In the early hours, some remainer Tory MPs privately said they could not believe their luck. “It is extremely welcome that common regulatory standards will be recognised, particularly since the UK has played a leading role in Europe in setting those standards,” one MP said.
Some expressed suspicion that a game was afoot. “Either there has been a pretty big capitulation or [Brexiters] don’t expect to abide by this,” one former cabinet minister said. “I can’t see how they have agreed to this – I think they are buying time.”
On Monday, the prime minister will address the 1922 committee of backbenchers, though the timing of the summit means angry MPs will have the weekend to either cool off or come to the boil. “I’ll wait to see if this collective responsibility lasts the weekend,” another MP said.
Perhaps just as crucially there are still some concerns about the future deal for UK services, around 80% of the UK economy.
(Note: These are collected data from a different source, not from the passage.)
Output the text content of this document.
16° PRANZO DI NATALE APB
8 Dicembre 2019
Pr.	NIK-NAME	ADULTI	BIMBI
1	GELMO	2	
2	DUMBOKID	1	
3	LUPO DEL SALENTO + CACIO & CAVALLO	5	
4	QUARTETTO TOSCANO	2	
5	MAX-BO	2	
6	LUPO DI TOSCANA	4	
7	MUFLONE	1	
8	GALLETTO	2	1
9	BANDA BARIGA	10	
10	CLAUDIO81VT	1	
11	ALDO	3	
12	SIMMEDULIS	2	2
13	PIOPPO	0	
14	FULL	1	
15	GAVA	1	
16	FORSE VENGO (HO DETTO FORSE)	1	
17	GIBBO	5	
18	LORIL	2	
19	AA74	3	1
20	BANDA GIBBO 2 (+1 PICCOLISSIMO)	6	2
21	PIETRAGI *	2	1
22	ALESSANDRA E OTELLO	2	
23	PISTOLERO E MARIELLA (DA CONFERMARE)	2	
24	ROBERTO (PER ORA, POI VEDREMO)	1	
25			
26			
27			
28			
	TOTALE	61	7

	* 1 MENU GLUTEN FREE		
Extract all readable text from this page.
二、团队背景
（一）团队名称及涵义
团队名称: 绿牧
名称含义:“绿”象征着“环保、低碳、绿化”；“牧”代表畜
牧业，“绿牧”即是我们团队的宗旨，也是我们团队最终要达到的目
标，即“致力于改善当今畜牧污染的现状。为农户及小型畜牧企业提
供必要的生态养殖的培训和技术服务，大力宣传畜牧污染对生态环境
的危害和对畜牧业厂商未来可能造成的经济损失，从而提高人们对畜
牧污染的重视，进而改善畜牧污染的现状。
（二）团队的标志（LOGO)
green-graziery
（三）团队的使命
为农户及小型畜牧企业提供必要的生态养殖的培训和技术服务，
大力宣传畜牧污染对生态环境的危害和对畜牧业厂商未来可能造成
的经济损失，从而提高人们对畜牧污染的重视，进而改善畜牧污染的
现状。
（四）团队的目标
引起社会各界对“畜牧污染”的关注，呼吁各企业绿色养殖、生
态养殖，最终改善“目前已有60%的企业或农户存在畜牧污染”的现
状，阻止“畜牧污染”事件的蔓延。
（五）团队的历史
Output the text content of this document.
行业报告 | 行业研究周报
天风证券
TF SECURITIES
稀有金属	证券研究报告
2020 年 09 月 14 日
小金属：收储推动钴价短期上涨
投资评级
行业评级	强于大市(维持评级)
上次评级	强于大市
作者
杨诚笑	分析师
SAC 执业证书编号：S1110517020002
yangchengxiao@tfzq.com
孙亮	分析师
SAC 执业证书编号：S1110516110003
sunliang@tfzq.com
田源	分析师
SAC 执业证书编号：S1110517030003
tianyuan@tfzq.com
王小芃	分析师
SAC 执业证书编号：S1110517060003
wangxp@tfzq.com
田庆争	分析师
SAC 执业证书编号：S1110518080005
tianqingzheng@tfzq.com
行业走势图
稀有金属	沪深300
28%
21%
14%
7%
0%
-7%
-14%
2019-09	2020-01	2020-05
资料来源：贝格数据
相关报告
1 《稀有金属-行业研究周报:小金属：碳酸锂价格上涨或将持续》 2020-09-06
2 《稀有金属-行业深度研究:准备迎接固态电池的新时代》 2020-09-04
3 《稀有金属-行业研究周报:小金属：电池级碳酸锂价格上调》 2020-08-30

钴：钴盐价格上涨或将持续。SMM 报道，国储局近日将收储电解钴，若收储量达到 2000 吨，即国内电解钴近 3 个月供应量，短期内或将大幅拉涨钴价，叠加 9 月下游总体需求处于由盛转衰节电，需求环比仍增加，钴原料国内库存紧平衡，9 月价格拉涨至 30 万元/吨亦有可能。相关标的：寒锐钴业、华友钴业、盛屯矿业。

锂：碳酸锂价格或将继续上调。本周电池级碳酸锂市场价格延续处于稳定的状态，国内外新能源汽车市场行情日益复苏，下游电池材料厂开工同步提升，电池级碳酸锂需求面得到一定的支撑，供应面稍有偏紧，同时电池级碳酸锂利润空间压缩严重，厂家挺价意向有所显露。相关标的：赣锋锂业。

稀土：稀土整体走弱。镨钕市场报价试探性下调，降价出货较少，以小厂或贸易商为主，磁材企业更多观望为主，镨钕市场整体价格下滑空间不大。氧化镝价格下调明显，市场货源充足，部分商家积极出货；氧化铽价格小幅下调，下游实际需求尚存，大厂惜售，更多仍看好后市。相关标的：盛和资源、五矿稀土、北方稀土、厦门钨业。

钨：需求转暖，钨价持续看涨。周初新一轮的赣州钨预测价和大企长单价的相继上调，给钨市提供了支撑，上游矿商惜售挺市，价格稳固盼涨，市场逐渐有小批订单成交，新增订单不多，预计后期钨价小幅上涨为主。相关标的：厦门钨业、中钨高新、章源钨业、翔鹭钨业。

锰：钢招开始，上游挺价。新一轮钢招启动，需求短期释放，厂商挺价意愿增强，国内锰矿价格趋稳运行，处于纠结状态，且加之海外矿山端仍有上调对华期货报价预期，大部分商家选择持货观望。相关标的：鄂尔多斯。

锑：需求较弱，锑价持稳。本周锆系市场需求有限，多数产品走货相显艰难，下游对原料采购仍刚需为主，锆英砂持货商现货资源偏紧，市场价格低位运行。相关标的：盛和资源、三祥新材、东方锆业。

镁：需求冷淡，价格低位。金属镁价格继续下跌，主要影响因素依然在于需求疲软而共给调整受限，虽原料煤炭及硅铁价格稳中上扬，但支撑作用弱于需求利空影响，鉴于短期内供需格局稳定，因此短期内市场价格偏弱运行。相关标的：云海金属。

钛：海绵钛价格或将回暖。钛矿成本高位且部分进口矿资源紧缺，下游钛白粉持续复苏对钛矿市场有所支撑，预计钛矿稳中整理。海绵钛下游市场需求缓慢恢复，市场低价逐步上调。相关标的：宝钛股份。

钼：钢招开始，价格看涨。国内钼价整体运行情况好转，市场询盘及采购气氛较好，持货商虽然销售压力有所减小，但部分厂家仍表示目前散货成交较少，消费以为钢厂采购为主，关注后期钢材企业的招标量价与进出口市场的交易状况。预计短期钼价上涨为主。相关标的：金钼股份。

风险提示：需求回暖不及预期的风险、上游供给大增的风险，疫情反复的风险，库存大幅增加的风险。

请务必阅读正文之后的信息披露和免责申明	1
The agreement states the UK would “strike different arrangements for services, where it is in our interests to have regulatory flexibility, recognising the UK and the EU will not have current levels of access to each other’s markets”.
Allies of the business secretary, Greg Clark, said he had spoken some “hard truths” at Chequers, stressing the need for frictionless trade. He has argued that restricting the ability of British workers to travel within the EU could be as dangerous to the economy as a hard trade border.
That argument may have been won on Friday night. The agreement says the UK will seek a “mobility framework” to ensure UK workers can continue to do “fly in-fly out” services, crucial to major businesses like Airbus and Rolls-Royce.
May’s battle with her own party is just the beginning. The EU’s chief negotiator, Michel Barnier, reacted warmly to the agreement.
But the EU has already expressed significant scepticism about the original customs partnership proposal, reworked into this new deal, and the opportunities for fraud potentially presented by allowing the UK to collect tariffs on its behalf, even on a relatively small proportion of trade.
Switzerland has a single market for goods, with no customs union, but that deal is widely seen by Brussels as one it has no desire to replicate.
Should the EU agree such a deal with the UK, without freedom of movement, it could cause significant friction with Switzerland and countries such as Norway who are members of the European Economic Area.